One in eight Britons are vegan or vegetarian, according to a recent report by Waitrose
With a surge of people following a plant-based diet, and a growing group of curious non-vegans wanting to try vegan food, restaurants are struggling to recruit enough chefs skilled in plant-based cooking.
To help meet demand, a new plant-based cookery school, The Vegan Chef Institute, has launched in London, run by co-founders Day Radley and Chantal Di Donato.
In a statement sent to Vegan Life magazine, Day Radley said: “As a vegan chef you are acutely aware that the dish you serve may convince someone to become vegan or help them to remain vegan. Each good plate of food adds weight to the vegan choice, it says ‘this is delicious, you are not missing out, so yes, you can do this’. For people on the vegan cusp, that single plate could mark the deciding moment. For the V-curious, wanting to dip in a tentative toe, if that dish is bland they will ascertain that ALL vegan food is bland and steer clear of it in the future.”
Chantal explains that the scheme was in response to restaurateurs who must resort to training their own staff. “There’s a lot of really good chefs in the industry, but it’s really hard to find enough of them because it’s so new. A lot of the food on offer was uninspired. But vegan food can be more than just a salad or a roasted cauliflower – that’s why we think this is important,” said Chantal.

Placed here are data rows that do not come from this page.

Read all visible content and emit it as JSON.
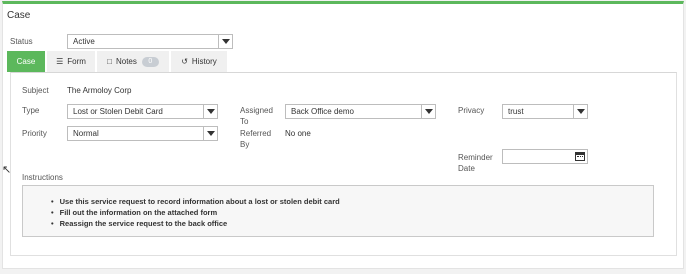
{
  "panel": {
    "title": "Case"
  },
  "status": {
    "label": "Status",
    "value": "Active"
  },
  "tabs": [
    {
      "label": "Case",
      "icon": ""
    },
    {
      "label": "Form",
      "icon": "list-icon"
    },
    {
      "label": "Notes",
      "icon": "note-icon",
      "badge": "0"
    },
    {
      "label": "History",
      "icon": "history-icon"
    }
  ],
  "case": {
    "subject_label": "Subject",
    "subject_value": "The Armoloy Corp",
    "type_label": "Type",
    "type_value": "Lost or Stolen Debit Card",
    "priority_label": "Priority",
    "priority_value": "Normal",
    "assigned_label_1": "Assigned",
    "assigned_label_2": "To",
    "assigned_value": "Back Office demo",
    "referred_label_1": "Referred",
    "referred_label_2": "By",
    "referred_value": "No one",
    "privacy_label": "Privacy",
    "privacy_value": "trust",
    "reminder_label_1": "Reminder",
    "reminder_label_2": "Date",
    "reminder_value": ""
  },
  "instructions": {
    "label": "Instructions",
    "items": [
      "Use this service request to record information about a lost or stolen debit card",
      "Fill out the information on the attached form",
      "Reassign the service request to the back office"
    ]
  },
  "colors": {
    "accent": "#5cb85c",
    "badge": "#c8cdd3"
  }
}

Day said that the institute’s goal is to: “Provide the vegan movement with a progressive centre of learning and innovation, so that we can develop a cuisine that it truly deserves and needs. We kick off the Institute with a fast-track vocational course designed to propel keen home cooks into their first job as a professional vegan chef. The combination of careful and personal tutelage, with an internship element to the course, will give students everything they need to take that first exciting step on the cooking career ladder.”
The Vegan Chef Institute opened on November 1st, and courses will begin running from January 13th, every Sunday, for 12 weeks. The kitchen site is based in Battersea, South London, and gives eight students their own station and hobs, and plenty of space to create.
The students will be able to celebrate and showcase their work at student-led supper clubs, which family, friends and the vegan community will be invited attend.
The innovative institution isn’t the only place launching plant-based cookery courses. Chico Francesco, owner and trainer at the London Vegetarian and Vegan School in Bermondsey, will also be launching a professional vegan cooking course in January, focussing on high-end catering.
Chico said: “We have to, there’s so much demand for it. We often get enquiries from restaurants and hotels asking if we have any students we can recommend to them.”
Similarly, Jamie Taylor, head chef at Bath-based vegan restaurant, Acorn, has found employing skilled staff so difficult, that he’s launched an apprenticeship scheme to teach people on the job.
The launches are great news for vegans and the vegan-curious. Hopefully, it won’t be long before vegan restaurants, as well as restaurants that offer vegan options, are able to provide diners with thrilling and delicious plant-based dishes.